Over at the foreign our moderator fields frequent questions from security clearance applicants regarding issues in their past they worry may become an issue in their clearance application today. The reality is – you’re more likely to be denied a security clearance for trying to hide an issue from your past than you are for simply admitting it, and demonstrating how you’ve mitigated the negative behavior.
A recent comment on the ClearanceJobsBlog Discussions site asks:
I was arrested 5 years ago for possession of cocaine. I did not test for the drug – blood and hair. The drug was found during an EMT call to my home which the police came to also. Eventually the charges were dropped and the records were sealed by the court – not a request by me. I am currently applying for a job in IT requiring a Public Trust security clearance. I know I must include this in the security form but am curious as to the impact on my ability to obtain the clearance…I have excellent credit and no history of alcohol and/or drug abuse other than this arrest.
The benefit of the security clearance process is that while there are 13 adjudicative criteria considered in the process – drug use being one of them – adjudicators consider the ‘whole person‘ in making their decision. Outside of continuous, ongoing drug use, there is no single issue which will automatically result in a clearance denial.
But the burden is on the applicant to prove the issue has been mitigated. In the above case, the applicant noted they had:
- Never done drugs.
- Divorced the drug-dependent individual.
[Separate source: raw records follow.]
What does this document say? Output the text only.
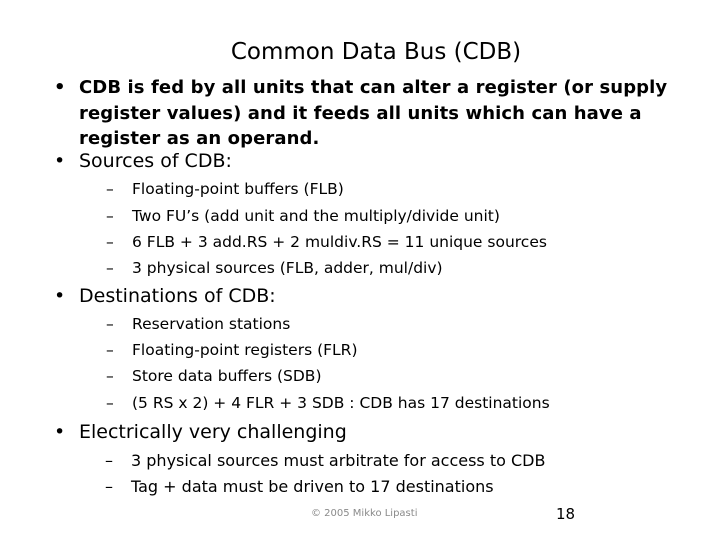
Common Data Bus (CDB)
• CDB is fed by all units that can alter a register (or supply register values) and it feeds all units which can have a register as an operand.
• Sources of CDB:
– Floating-point buffers (FLB)
– Two FU’s (add unit and the multiply/divide unit)
– 6 FLB + 3 add.RS + 2 muldiv.RS = 11 unique sources
– 3 physical sources (FLB, adder, mul/div)
• Destinations of CDB:
– Reservation stations
– Floating-point registers (FLR)
– Store data buffers (SDB)
– (5 RS x 2) + 4 FLR + 3 SDB : CDB has 17 destinations
• Electrically very challenging
– 3 physical sources must arbitrate for access to CDB
– Tag + data must be driven to 17 destinations
© 2005 Mikko Lipasti	18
- Been in therapy for three years.
These issues, including the passage of time, are very likely to mitigate any actual charges. Fortunately, this applicant knows that despite the record being sealed and the issue expunged from a criminal record, it still should be listed on the SF86. Falsification remains one of the highest causes for clearance denial, and it often results from issues like this – an applicant is nervous about a singular lapse in judgment and assumes a sealed or expunged record won’t appear in a background investigation. They then leave the charge off of their SF86. The problem is a federal background investigation will discover things that won’t appear in your typical employment screening. If you have ever appeared in court or been charged with a crime, you will do best to list it – and mitigate it – within your security clearance application.
You don’t need to go into the details. Separating yourself from drug-involved individuals, along with therapy and a clean record in the years since all go far to proving a commitment to changing behavior.